When limits, credits, trials, and contract overrides live only in the billing system, enforcement happens after the invoice is generated. Engineers patch edge cases in code. RevOps handles exceptions manually. Product waits on billing updates before shipping packaging changes.

Schematic moves those decisions into the product layer. Usage, plans, and billing state become runtime inputs that your application can evaluate instantly. Access can change the moment a limit is reached or a contract updates.

Schematic is built on Stripe, turning billing state into application behavior. Developers write two calls instead of two hundred lines.

If metered billing keeps turning into an engineering project, it may be time to separate pricing logic from application code. Book a demo of Schematic today!

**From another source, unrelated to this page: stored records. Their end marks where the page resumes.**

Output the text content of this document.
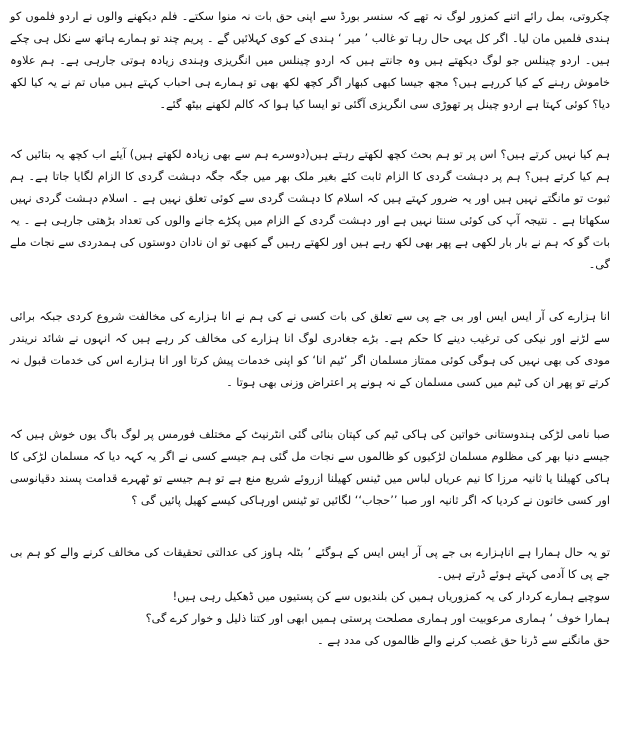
چکروتی، بمل رائے اتنے کمزور لوگ نہ تھے کہ سنسر بورڈ سے اپنی حق بات نہ منوا سکتے۔ فلم دیکھنے والوں نے اردو فلموں کو ہندی فلمیں مان لیا۔ اگر کل یہی حال رہا تو غالب ’ میر ‘ ہندی کے کوی کہلائیں گے ۔ پریم چند تو ہمارے ہاتھ سے نکل ہی چکے ہیں۔ اردو چینلس جو لوگ دیکھتے ہیں وہ جانتے ہیں کہ اردو چینلس میں انگریزی وہندی زیادہ ہوتی جارہی ہے۔ ہم علاوہ خاموش رہنے کے کیا کررہے ہیں؟ مجھ جیسا کبھی کبھار اگر کچھ لکھ بھی تو ہمارے ہی احباب کہتے ہیں میاں تم نے یہ کیا لکھ دیا؟ کوئی کہتا ہے اردو چینل پر تھوڑی سی انگریزی آگئی تو ایسا کیا ہوا کہ کالم لکھنے بیٹھ گئے۔

ہم کیا نہیں کرتے ہیں؟ اس پر تو ہم بحث کچھ لکھتے رہتے ہیں(دوسرے ہم سے بھی زیادہ لکھتے ہیں) آیئے اب کچھ یہ بتائیں کہ ہم کیا کرتے ہیں؟ ہم پر دہشت گردی کا الزام ثابت کئے بغیر ملک بھر میں جگہ جگہ دہشت گردی کا الزام لگایا جاتا ہے۔ ہم ثبوت تو مانگتے نہیں ہیں اور یہ ضرور کہتے ہیں کہ اسلام کا دہشت گردی سے کوئی تعلق نہیں ہے ۔ اسلام دہشت گردی نہیں سکھاتا ہے ۔ نتیجہ آپ کی کوئی سنتا نہیں ہے اور دہشت گردی کے الزام میں پکڑے جانے والوں کی تعداد بڑھتی جارہی ہے ۔ یہ بات گو کہ ہم نے بار بار لکھی ہے پھر بھی لکھ رہے ہیں اور لکھتے رہیں گے کبھی تو ان نادان دوستوں کی ہمدردی سے نجات ملے گی۔

انا ہزارے کی آر ایس ایس اور بی جے پی سے تعلق کی بات کسی نے کی ہم نے انا ہزارے کی مخالفت شروع کردی جبکہ برائی سے لڑنے اور نیکی کی ترغیب دینے کا حکم ہے۔ بڑے جغادری لوگ انا ہزارے کی مخالف کر رہے ہیں کہ انہوں نے شائد نریندر مودی کی بھی نہیں کی ہوگی کوئی ممتاز مسلمان اگر ’ٹیم انا‘ کو اپنی خدمات پیش کرتا اور انا ہزارے اس کی خدمات قبول نہ کرتے تو پھر ان کی ٹیم میں کسی مسلمان کے نہ ہونے پر اعتراض وزنی بھی ہوتا ۔

صبا نامی لڑکی ہندوستانی خواتین کی ہاکی ٹیم کی کپتان بنائی گئی انٹرنیٹ کے مختلف فورمس پر لوگ باگ یوں خوش ہیں کہ جیسے دنیا بھر کی مظلوم مسلمان لڑکیوں کو ظالموں سے نجات مل گئی ہم جیسے کسی نے اگر یہ کہہ دیا کہ مسلمان لڑکی کا ہاکی کھیلنا یا ثانیہ مرزا کا نیم عریاں لباس میں ٹینس کھیلنا ازروئے شریع منع ہے تو ہم جیسے تو ٹھہرے قدامت پسند دقیانوسی اور کسی خاتون نے کردیا کہ اگر ثانیہ اور صبا ’’حجاب‘‘ لگائیں تو ٹینس اورہاکی کیسے کھیل پائیں گی ؟

تو یہ حال ہمارا ہے اناہزارے بی جے پی آر ایس ایس کے ہوگئے ’ بٹلہ ہاوز کی عدالتی تحقیقات کی مخالف کرنے والے کو ہم بی جے پی کا آدمی کہتے ہوئے ڈرتے ہیں۔

سوچیے ہمارے کردار کی یہ کمزوریاں ہمیں کن بلندیوں سے کن پستیوں میں ڈھکیل رہی ہیں!
ہمارا خوف ‘ ہماری مرعوبیت اور ہماری مصلحت پرستی ہمیں ابھی اور کتنا ذلیل و خوار کرے گی؟
حق مانگنے سے ڈرنا حق غصب کرنے والے ظالموں کی مدد ہے ۔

FAQs About Metered Billing Software

What is a metered billing system?

A metered billing system charges customers based on how much they use a product or service. It tracks events, like API calls, seats, credits, storage, or compute, and translates them into usage-based billing charges. The platform is worth considering when pricing models include overages or credits, or when manual billing processes create errors or revenue leakage.

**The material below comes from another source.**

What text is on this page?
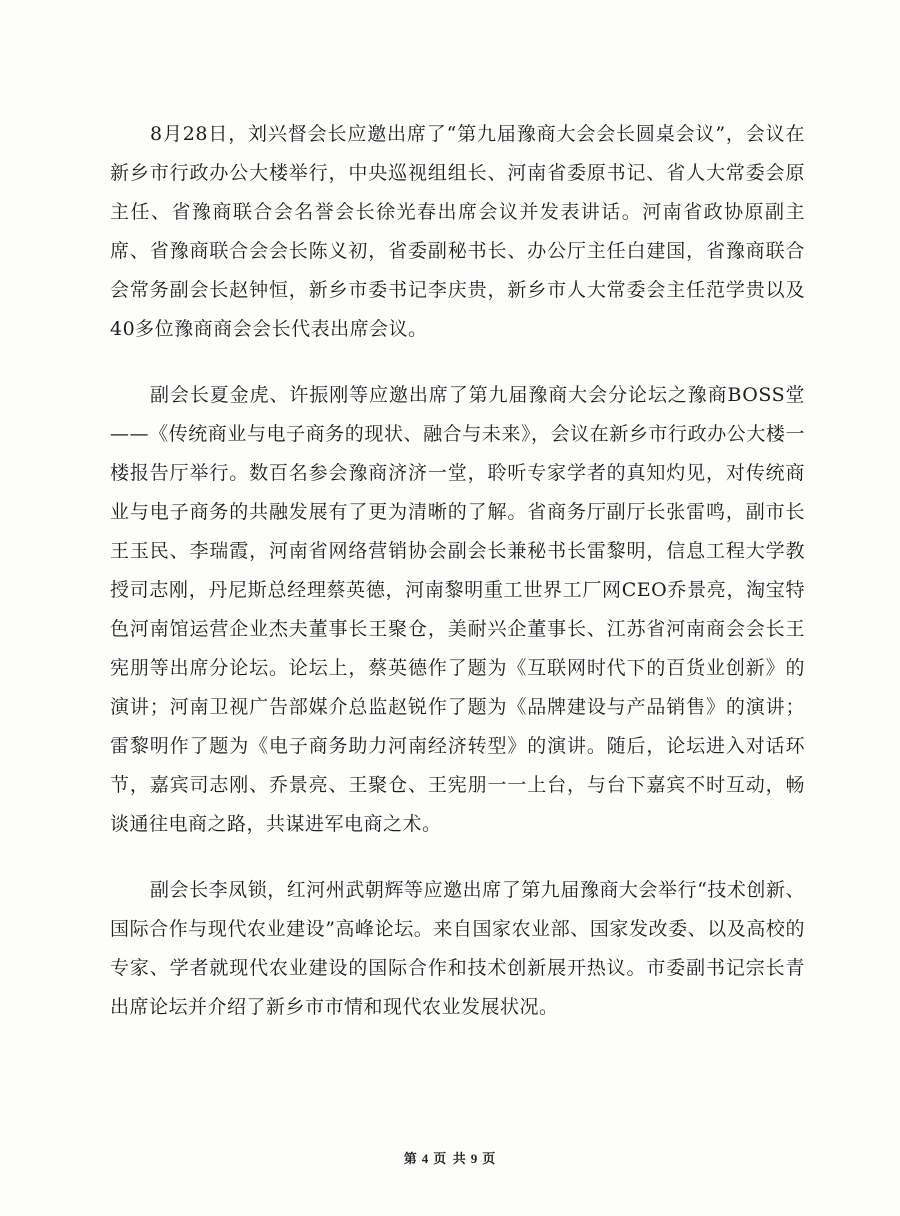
8月28日，刘兴督会长应邀出席了“第九届豫商大会会长圆桌会议”，会议在新乡市行政办公大楼举行，中央巡视组组长、河南省委原书记、省人大常委会原主任、省豫商联合会名誉会长徐光春出席会议并发表讲话。河南省政协原副主席、省豫商联合会会长陈义初，省委副秘书长、办公厅主任白建国，省豫商联合会常务副会长赵钟恒，新乡市委书记李庆贵，新乡市人大常委会主任范学贵以及40多位豫商商会会长代表出席会议。

副会长夏金虎、许振刚等应邀出席了第九届豫商大会分论坛之豫商BOSS堂——《传统商业与电子商务的现状、融合与未来》，会议在新乡市行政办公大楼一楼报告厅举行。数百名参会豫商济济一堂，聆听专家学者的真知灼见，对传统商业与电子商务的共融发展有了更为清晰的了解。省商务厅副厅长张雷鸣，副市长王玉民、李瑞霞，河南省网络营销协会副会长兼秘书长雷黎明，信息工程大学教授司志刚，丹尼斯总经理蔡英德，河南黎明重工世界工厂网CEO乔景亮，淘宝特色河南馆运营企业杰夫董事长王聚仓，美耐兴企董事长、江苏省河南商会会长王宪朋等出席分论坛。论坛上，蔡英德作了题为《互联网时代下的百货业创新》的演讲；河南卫视广告部媒介总监赵锐作了题为《品牌建设与产品销售》的演讲；雷黎明作了题为《电子商务助力河南经济转型》的演讲。随后，论坛进入对话环节，嘉宾司志刚、乔景亮、王聚仓、王宪朋一一上台，与台下嘉宾不时互动，畅谈通往电商之路，共谋进军电商之术。

副会长李凤锁，红河州武朝辉等应邀出席了第九届豫商大会举行“技术创新、国际合作与现代农业建设”高峰论坛。来自国家农业部、国家发改委、以及高校的专家、学者就现代农业建设的国际合作和技术创新展开热议。市委副书记宗长青出席论坛并介绍了新乡市市情和现代农业发展状况。

第 4 页 共 9 页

Which billing software is best and free?

The best free option depends on your pricing model and growth stage. Schematic is often a good starting point because it lets you drop in metered billing with a few lines of code at no cost, although it comes with limited monthly events.

What is the metered billing approach also called?

The metered billing approach is also called consumption-based pricing, pay-as-you-go pricing, and usage-based billing. These models all connect what a customer pays to their actual usage instead of charging a flat subscription fee.

What is the cheapest billing software?

Both Schematic and Stripe are cost-effective billing solutions for startups and small teams. Schematic offers a free version, while Stripe lets customers pay only for what they use without recurring subscription fees.